Einstellung des Verfahrens gegen Jens Spahn im Maskenstreit

Die Generalstaatsanwaltschaft Berlin sieht keinen Grund für Ermittlungen gegen Jens Spahn wegen Maskenkäufen zu Beginn der Corona-Pandemie – das Verfahren endet sang- und klanglos.

heute 10:59 Uhr | 4 mal gelesen

Ohne großes Aufsehen hat die Berliner Generalstaatsanwaltschaft das Verfahren rund um die Maskenbeschaffungen unter Ex-Gesundheitsminister Jens Spahn eingestellt. Man muss sich das einmal vorstellen: Über 170 Strafanzeigen häuften sich bis Anfang Juni 2025 gegen ihn an – die Palette reichte von Verdacht auf Vorteilsannahme bis Untreue. Eigentlich eine gewaltige Resonanz, ausgelöst durch seine Rolle im Bundestag und geschützt durch Immunität. Die Prüfer sichteten verschiedene Gutachten – unter anderem von Margaretha Sudhof und dem Bundesrechnungshof. Im Mittelpunkt dabei: Fragen der Direktvergabe, der Einsatz externer Logistiker und das berühmt-berüchtigte Open-House-Verfahren, mit dem das Gesundheitsministerium inmitten der Pandemie rasch Masken einkaufte. Letztlich blieben, offiziell betrachtet, keine Spuren von Straftaten zurück. Die Anfangsverdachts-Prüfung förderte schlicht nichts Belastbares zu Tage. So endet das Ganze – nüchtern ausgedrückt: Akte zu, Deckel drauf. Was bei manchem irgendwie einen schalen Nachgeschmack hinterlassen könnte.

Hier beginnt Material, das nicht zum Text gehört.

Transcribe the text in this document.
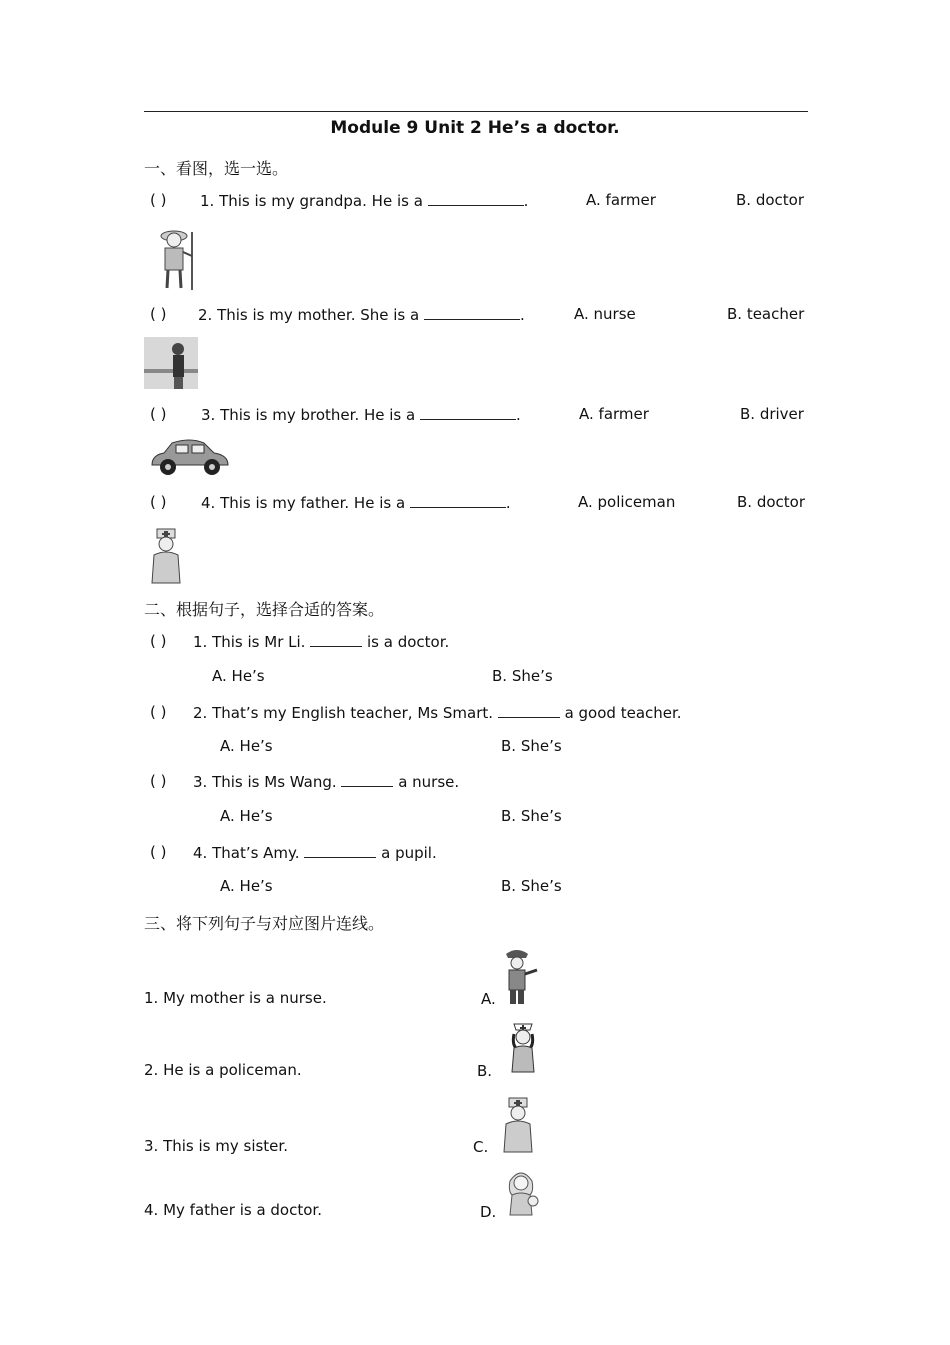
Module 9 Unit 2 He’s a doctor.
一、看图，选一选。
( ) 1. This is my grandpa. He is a	.	A. farmer	B. doctor
( ) 2. This is my mother. She is a	.	A. nurse	B. teacher
( ) 3. This is my brother. He is a	.	A. farmer	B. driver
( ) 4. This is my father. He is a	.	A. policeman	B. doctor
二、根据句子，选择合适的答案。
( ) 1. This is Mr Li.	is a doctor.
A. He’s	B. She’s
( ) 2. That’s my English teacher, Ms Smart.	a good teacher.
A. He’s	B. She’s
( ) 3. This is Ms Wang.	a nurse.
A. He’s	B. She’s
( ) 4. That’s Amy.	a pupil.
A. He’s	B. She’s
三、将下列句子与对应图片连线。
1. My mother is a nurse.
2. He is a policeman.
3. This is my sister.
4. My father is a doctor.
A.
B.
C.
D.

Das Verfahren gegen Jens Spahn bezüglich angeblich strafrechtlich problematischer Maskenkäufe während seiner Amtszeit als Bundesgesundheitsminister ist eingestellt worden, da keine belastbaren Hinweise auf ein strafbares Verhalten gefunden wurden. Die Staatsanwaltschaft hatte externe Expertisen und den Bundesrechnungshof zur Prüfung hinzugezogen – zentrale Kritikpunkte betrafen vor allem das beschleunigte Einkaufsverfahren und mögliche Unregelmäßigkeiten bei der Vergabe. In der öffentlichen Debatte wurden Spahns Entscheidungen zwar häufig kritisiert, doch juristisch konnte ihm keine Schuld nachgewiesen werden. Aktuelles zu dem Thema: Laut aktuellen Berichten aus verschiedenen Medien besteht in Deutschland weiterhin ein großes Interesse an der politischen und rechtlichen Aufarbeitung von Pandemie-Maßnahmen, insbesondere im Zusammenhang mit Maskenbeschaffungen – neue Enthüllungen oder Ermittlungen gegen Spahn gibt es derzeit jedoch nicht. Die öffentliche Erwartung an mehr Transparenz und politisches Verantwortungsbewusstsein wächst weiterhin, da die Pandemie-Politik in vielen Details noch kritisch betrachtet wird.